Music fans have mourned the loss of Salt Lake City's best live-music venue since the demise of the Zephyr Club last October. It wasn't just the listeners who miss the cozy, two-level, music-only club. The Zephyr was a favorite among the artists, too.
James McMurtry's name popped up on the marquee above the Zephyr's corner entrance on a regular basis. Eight of 14 tracks on McMurtry and the Heartless Bastards' "Live in Aught-Three" album, released last March, were recorded during two live shows at the Zephyr on May 16 and 17, 2003.
"This record is dedicated to the memory of the Zephyr Club in Salt Lake City, where some of this music was recorded. The Zephyr had all that a band could ask for: good people and a bad ass PA," reads the album's liner notes.
"It was about our favorite club in the country for a club of its size," McMurtry said in a phone interview during a tour stop in Denton, Texas. The Austin, Texas-based band is working its way toward Salt Lake City, where it plays at the Utah Arts Festival on Saturday night.
"We could have made a whole record from the two shows we played there," McMurtry said. But when The Orange Peel in Asheville, N.C., suffered a similar fate to the Zephyr's, the band added some tracks from a live recording there.
The folk-rocker is no slouch onstage, but he has made his mark as a songwriter - a seemingly unavoidable trait considering his heritage. McMurtry is the son of an English professor mother and novelist father, Larry McMurtry.
Now 42, McMurtry's career took off when his father gave John Mellencamp a demo tape on a movie set in 1987. Two years later, Mellencamp produced James McMurtry's debut album, "Too Long in the Wasteland."
After 15 years of touring and seven albums, McMurtry and his band have played hundreds of clubs across country. And it was a little bar in Salt Lake City that they immortalized.
One of McMurtry's most vivid memories from the Zephyr was one of disappointment - ironically caused by that "kick ass PA." The band had played the night before at the Wooden Dog in Park City where problems with the sound system forced an acoustic set. The next night at the Zephyr, he found himself "eyeing a beautiful blonde."
"I thought we had a great night," McMurtry said. "We were rockin' out."
After the show, McMurtry "got excited" as the striking blonde sought him out after the show.
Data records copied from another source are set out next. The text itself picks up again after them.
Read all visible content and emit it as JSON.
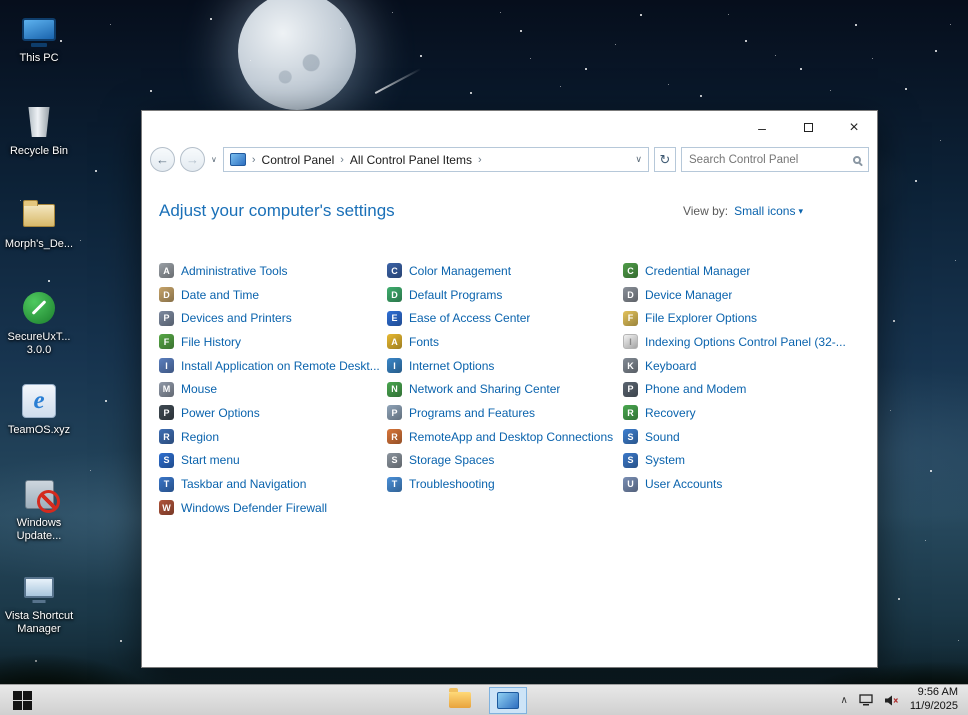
{
  "desktop": {
    "icons": [
      {
        "kind": "this-pc",
        "label": "This PC"
      },
      {
        "kind": "recycle-bin",
        "label": "Recycle Bin"
      },
      {
        "kind": "folder",
        "label": "Morph's_De..."
      },
      {
        "kind": "secureux",
        "label": "SecureUxT...\n3.0.0"
      },
      {
        "kind": "ie",
        "label": "TeamOS.xyz"
      },
      {
        "kind": "windows-update",
        "label": "Windows\nUpdate..."
      },
      {
        "kind": "vista-monitor",
        "label": "Vista Shortcut\nManager"
      }
    ]
  },
  "window": {
    "controls": {
      "minimize": "–",
      "close": "×"
    },
    "nav": {
      "back_icon": "←",
      "forward_icon": "→",
      "dropdown_icon": "∨",
      "refresh_icon": "↻",
      "separator": "›",
      "breadcrumb": [
        "Control Panel",
        "All Control Panel Items"
      ],
      "search_placeholder": "Search Control Panel"
    },
    "header": {
      "title": "Adjust your computer's settings",
      "view_by_label": "View by:",
      "view_by_value": "Small icons",
      "view_by_caret": "▾"
    },
    "columns": [
      [
        {
          "label": "Administrative Tools",
          "color": "#9aa0a6",
          "glyph": "A"
        },
        {
          "label": "Date and Time",
          "color": "#c7a46a",
          "glyph": "D"
        },
        {
          "label": "Devices and Printers",
          "color": "#7d8aa0",
          "glyph": "P"
        },
        {
          "label": "File History",
          "color": "#57a846",
          "glyph": "F"
        },
        {
          "label": "Install Application on Remote Deskt...",
          "color": "#5b7fbf",
          "glyph": "I"
        },
        {
          "label": "Mouse",
          "color": "#9099a8",
          "glyph": "M"
        },
        {
          "label": "Power Options",
          "color": "#3f4a52",
          "glyph": "P"
        },
        {
          "label": "Region",
          "color": "#3f6fb5",
          "glyph": "R"
        },
        {
          "label": "Start menu",
          "color": "#2e6fd0",
          "glyph": "S"
        },
        {
          "label": "Taskbar and Navigation",
          "color": "#3a76c9",
          "glyph": "T"
        },
        {
          "label": "Windows Defender Firewall",
          "color": "#b0543a",
          "glyph": "W"
        }
      ],
      [
        {
          "label": "Color Management",
          "color": "#3b63a8",
          "glyph": "C"
        },
        {
          "label": "Default Programs",
          "color": "#3fae6e",
          "glyph": "D"
        },
        {
          "label": "Ease of Access Center",
          "color": "#2f6fd6",
          "glyph": "E"
        },
        {
          "label": "Fonts",
          "color": "#e8b931",
          "glyph": "A"
        },
        {
          "label": "Internet Options",
          "color": "#3a87c9",
          "glyph": "I"
        },
        {
          "label": "Network and Sharing Center",
          "color": "#49a64f",
          "glyph": "N"
        },
        {
          "label": "Programs and Features",
          "color": "#8fa3b8",
          "glyph": "P"
        },
        {
          "label": "RemoteApp and Desktop Connections",
          "color": "#d9763a",
          "glyph": "R"
        },
        {
          "label": "Storage Spaces",
          "color": "#8b949e",
          "glyph": "S"
        },
        {
          "label": "Troubleshooting",
          "color": "#4a90d9",
          "glyph": "T"
        }
      ],
      [
        {
          "label": "Credential Manager",
          "color": "#4f9d48",
          "glyph": "C"
        },
        {
          "label": "Device Manager",
          "color": "#8a9099",
          "glyph": "D"
        },
        {
          "label": "File Explorer Options",
          "color": "#e3c25a",
          "glyph": "F"
        },
        {
          "label": "Indexing Options Control Panel (32-...",
          "color": "#f2f2f2",
          "glyph": "I",
          "fg": "#8a8a8a",
          "border": true
        },
        {
          "label": "Keyboard",
          "color": "#828a94",
          "glyph": "K"
        },
        {
          "label": "Phone and Modem",
          "color": "#5a6470",
          "glyph": "P"
        },
        {
          "label": "Recovery",
          "color": "#49a84f",
          "glyph": "R"
        },
        {
          "label": "Sound",
          "color": "#3e7fd0",
          "glyph": "S"
        },
        {
          "label": "System",
          "color": "#3b78c9",
          "glyph": "S"
        },
        {
          "label": "User Accounts",
          "color": "#7a8fb5",
          "glyph": "U"
        }
      ]
    ]
  },
  "taskbar": {
    "tray_chevron": "∧",
    "time": "9:56 AM",
    "date": "11/9/2025"
  },
  "colors": {
    "link_blue": "#0a63ad",
    "header_blue": "#1a70b8"
  }
}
"She said, 'I just wanted to tell you I loved your acoustic set last night,' he recalled.
The memory of the blonde will eventually fade, but the memory of the Zephyr will survive - if only posthumously - on "Live in Aught-Three."
Heartless Bastards at the Utah Arts Festival
l James McMurtry and the Heartless Bastards perform at the Utah Arts Festival on Saturday night at 8 p.m. at the Amphitheater Stage.
l Tickets are free with paid admission ($7) to the festival.